Drs. Piotr Walczak and Miroslaw Janowski at the SIGN Conference

Two School of Medicine professors were part of the organizing committee.


Photo: Drs. Piotr Walczak (left) and Miroslaw Janowski, wearing scarves/shaws given to them in the Felicitation Ceremony at the SIGN Conference.


Miroslaw Janowski, MD, PhD, and Piotr Walczak, MD, PhD, both professors in the University of Maryland School of Medicine's Department of Diagnostic Radiology and Nuclear Medicine and two of the co-founders of the Society for Image Guided Neurointerventions (SIGN), were part of the organizing committee of the Fourth SIGN Conference that took place from Jan. 5-7, 2024, at Ramoji Film City and KIMS Hospital in Hyderabad, India. Rao Gullapalli, PhD, MBA, worked on the organizing committee as well, until his death last April, and was instrumental in selecting his hometown of Hyderabad for the conference venue.

The Gullapalli Young Investigator Awards were established this year in his honor and recognized 10 investigators; eight received a $1,000 award, and two received a $500 award. Five of the Gullapalli Young Investigators are affiliated with the Department of Diagnostic Radiology and Nuclear Medicine: research fellows Lukasz Kalkowski, PhD, and Jinghui Wang, PhD; PhD student Shriya Madan; and UMBC undergraduate students Mikolaj Walczak and Colleen Russel. The Gullapalli Young Investigator Awards were made possible by a generous donation from Abass Alavi, MD, professor of radiology at the University of Pennsylvania and sponsor of the Alavi-Bradley Symposium that is hosted by the department, along with support from the Gullapalli family.  

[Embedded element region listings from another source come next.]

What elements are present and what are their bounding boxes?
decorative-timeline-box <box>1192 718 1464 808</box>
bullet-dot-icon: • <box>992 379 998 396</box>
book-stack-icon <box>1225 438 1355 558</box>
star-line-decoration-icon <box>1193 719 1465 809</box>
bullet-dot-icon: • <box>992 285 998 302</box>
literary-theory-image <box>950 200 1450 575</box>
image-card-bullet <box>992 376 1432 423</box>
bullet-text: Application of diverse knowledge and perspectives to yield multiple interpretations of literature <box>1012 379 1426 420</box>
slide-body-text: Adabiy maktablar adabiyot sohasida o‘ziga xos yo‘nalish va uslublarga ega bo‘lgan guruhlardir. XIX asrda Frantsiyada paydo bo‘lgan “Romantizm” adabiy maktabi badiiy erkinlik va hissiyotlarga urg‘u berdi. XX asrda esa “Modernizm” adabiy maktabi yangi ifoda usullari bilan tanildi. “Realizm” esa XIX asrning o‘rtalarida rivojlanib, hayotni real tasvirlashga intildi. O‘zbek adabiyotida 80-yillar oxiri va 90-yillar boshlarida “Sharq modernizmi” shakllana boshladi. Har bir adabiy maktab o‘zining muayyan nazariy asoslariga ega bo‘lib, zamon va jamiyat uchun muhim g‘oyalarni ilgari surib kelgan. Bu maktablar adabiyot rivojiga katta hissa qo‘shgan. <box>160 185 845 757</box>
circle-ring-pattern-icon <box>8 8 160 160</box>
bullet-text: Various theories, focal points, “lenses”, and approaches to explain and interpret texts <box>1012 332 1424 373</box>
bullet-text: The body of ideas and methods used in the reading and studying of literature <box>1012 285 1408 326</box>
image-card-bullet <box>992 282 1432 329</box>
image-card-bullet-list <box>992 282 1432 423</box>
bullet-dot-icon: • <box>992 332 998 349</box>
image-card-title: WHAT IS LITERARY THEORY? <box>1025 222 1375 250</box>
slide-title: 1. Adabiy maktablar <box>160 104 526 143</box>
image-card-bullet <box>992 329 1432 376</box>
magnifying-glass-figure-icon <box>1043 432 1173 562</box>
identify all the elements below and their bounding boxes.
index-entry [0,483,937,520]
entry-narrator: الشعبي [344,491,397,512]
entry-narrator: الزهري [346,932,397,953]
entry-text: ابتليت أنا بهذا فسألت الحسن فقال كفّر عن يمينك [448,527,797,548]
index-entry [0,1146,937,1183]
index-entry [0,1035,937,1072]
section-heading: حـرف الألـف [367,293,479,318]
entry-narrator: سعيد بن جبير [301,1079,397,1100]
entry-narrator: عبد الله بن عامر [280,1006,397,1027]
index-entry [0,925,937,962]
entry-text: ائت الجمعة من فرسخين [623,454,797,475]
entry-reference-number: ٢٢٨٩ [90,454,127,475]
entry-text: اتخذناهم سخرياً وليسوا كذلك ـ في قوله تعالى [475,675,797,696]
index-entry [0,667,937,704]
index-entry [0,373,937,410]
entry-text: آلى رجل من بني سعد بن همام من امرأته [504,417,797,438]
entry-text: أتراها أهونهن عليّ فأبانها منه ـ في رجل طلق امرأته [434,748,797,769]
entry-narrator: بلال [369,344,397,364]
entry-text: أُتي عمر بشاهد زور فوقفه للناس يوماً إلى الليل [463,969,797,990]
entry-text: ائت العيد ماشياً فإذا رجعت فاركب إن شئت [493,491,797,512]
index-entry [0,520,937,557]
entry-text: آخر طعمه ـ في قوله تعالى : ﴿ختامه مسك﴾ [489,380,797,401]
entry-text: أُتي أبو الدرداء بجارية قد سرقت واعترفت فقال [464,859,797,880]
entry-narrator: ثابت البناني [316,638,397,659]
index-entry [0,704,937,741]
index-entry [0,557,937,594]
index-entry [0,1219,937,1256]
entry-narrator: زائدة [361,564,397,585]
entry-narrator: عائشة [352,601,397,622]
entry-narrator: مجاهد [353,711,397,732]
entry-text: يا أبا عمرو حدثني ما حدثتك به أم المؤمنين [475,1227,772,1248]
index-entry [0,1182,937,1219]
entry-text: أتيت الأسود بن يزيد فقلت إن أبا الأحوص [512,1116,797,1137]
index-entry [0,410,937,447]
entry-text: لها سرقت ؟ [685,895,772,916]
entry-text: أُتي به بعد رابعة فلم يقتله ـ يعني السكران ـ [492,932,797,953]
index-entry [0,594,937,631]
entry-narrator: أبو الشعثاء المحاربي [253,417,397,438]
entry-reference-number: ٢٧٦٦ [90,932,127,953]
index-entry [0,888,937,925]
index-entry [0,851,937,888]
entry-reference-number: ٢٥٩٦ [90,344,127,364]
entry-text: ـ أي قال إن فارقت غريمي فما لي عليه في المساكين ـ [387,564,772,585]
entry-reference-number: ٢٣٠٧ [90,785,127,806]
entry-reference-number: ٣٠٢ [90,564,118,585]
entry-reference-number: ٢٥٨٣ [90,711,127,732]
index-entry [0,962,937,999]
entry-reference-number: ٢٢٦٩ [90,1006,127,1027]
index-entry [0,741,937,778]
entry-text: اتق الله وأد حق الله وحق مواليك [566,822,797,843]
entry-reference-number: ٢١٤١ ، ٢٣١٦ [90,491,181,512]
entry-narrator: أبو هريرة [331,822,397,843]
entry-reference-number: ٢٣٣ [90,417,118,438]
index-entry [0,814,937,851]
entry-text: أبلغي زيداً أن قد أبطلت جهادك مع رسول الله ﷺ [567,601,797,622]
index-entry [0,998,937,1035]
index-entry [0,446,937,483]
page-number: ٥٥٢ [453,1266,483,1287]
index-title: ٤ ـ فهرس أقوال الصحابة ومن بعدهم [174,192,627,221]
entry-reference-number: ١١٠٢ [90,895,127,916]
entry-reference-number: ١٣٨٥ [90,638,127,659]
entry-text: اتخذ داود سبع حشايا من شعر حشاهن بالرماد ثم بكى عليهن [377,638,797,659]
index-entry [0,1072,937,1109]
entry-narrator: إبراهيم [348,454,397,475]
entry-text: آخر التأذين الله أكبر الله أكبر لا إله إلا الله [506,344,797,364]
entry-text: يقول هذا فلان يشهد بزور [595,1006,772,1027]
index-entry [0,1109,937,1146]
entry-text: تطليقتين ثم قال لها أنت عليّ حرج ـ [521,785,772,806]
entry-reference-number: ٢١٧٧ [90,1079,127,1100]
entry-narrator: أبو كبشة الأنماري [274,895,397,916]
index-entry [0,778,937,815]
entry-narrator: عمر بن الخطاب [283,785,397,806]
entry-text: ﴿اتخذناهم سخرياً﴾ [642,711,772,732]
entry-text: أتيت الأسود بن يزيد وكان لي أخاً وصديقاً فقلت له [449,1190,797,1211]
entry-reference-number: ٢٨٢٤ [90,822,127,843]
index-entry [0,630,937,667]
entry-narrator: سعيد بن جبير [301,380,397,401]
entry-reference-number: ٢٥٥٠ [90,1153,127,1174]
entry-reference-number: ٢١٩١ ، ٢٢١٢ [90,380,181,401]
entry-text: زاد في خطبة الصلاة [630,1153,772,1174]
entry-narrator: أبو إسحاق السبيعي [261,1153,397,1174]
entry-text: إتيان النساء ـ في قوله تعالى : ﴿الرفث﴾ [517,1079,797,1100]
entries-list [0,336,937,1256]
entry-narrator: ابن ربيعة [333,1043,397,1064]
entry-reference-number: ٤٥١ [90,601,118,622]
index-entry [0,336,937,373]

Department members were omnipresent at the SIGN conference, with professor Dheeraj Gandhi, MD, delivering a keynote lecture on “MR Guided FUS: Next Frontier in Image Guided (Non Surgical) Neurosurgery.” Among the invited speakers, professor Linda Chang, MD, MS, presented “Focused Ultrasound to Enhance Drug Delivery in Humanized NOG-IL34 Mice for Eradication of HIV”; Janowski presented “Multi-Scale Image Guidance for Brain Cancer Treatment”; and assistant professor Yajie (Kevin) Liang, MB, PhD, presented “NanoSynFAST as a Chemigenetic Indicator of Alpha-Synuclein Aggregation Dynamics in Live Cells.” Research fellows Guanda Qiao, MD, PhD, presented “Novel Combination of Osmotic Blood Brain Barrier Openers”; Abdallah Salemdawood, MD, presented “CRISPR-Based Base Editing of Tuberous Sclerosis Complex 2 Gene in Human Mesenchymal Stem Cells”; and David Gulisashvili, MD, presented “Image-Guided CD47 Blockade in Conjunction with the Focused Ultrasound-Based Blood-Brain Barrier Opening to Treat Diffuse Intrinsic Pontine Glioma in a Mouse Model.” Another UMSOM faculty member, Jung Soo Suk, PhD, from the Department of Neurosurgery, presented “Focused Ultrasound- and Polymeric Nanoparticle-Mediated Nucleic Acid Delivery to the Brain.”

Other notable speakers included Michael Lim, MD, professor and chair of neurosurgery at Stanford University; Tim Magnus, Md, PhD, chair of neurology at the University of Hamburg; professor Dirk De Ridder, MD, PhD, a neurosurgeon and a pioneer of neuromodulation from the University of Otago in New Zealand; and Jeff Bulte, PhD, MD, director of cellular imaging and professor of radiology and radiological science at Johns Hopkins University. Overall, 75 speakers presented their research.

The SIGN Conference attracted over 125 participants from all over the world and was well-covered by multilingual Indian media. The Fifth SIGN Conference (SIGN 2025) will be held Jan. 9-11, 2025, in Basel, Switzerland.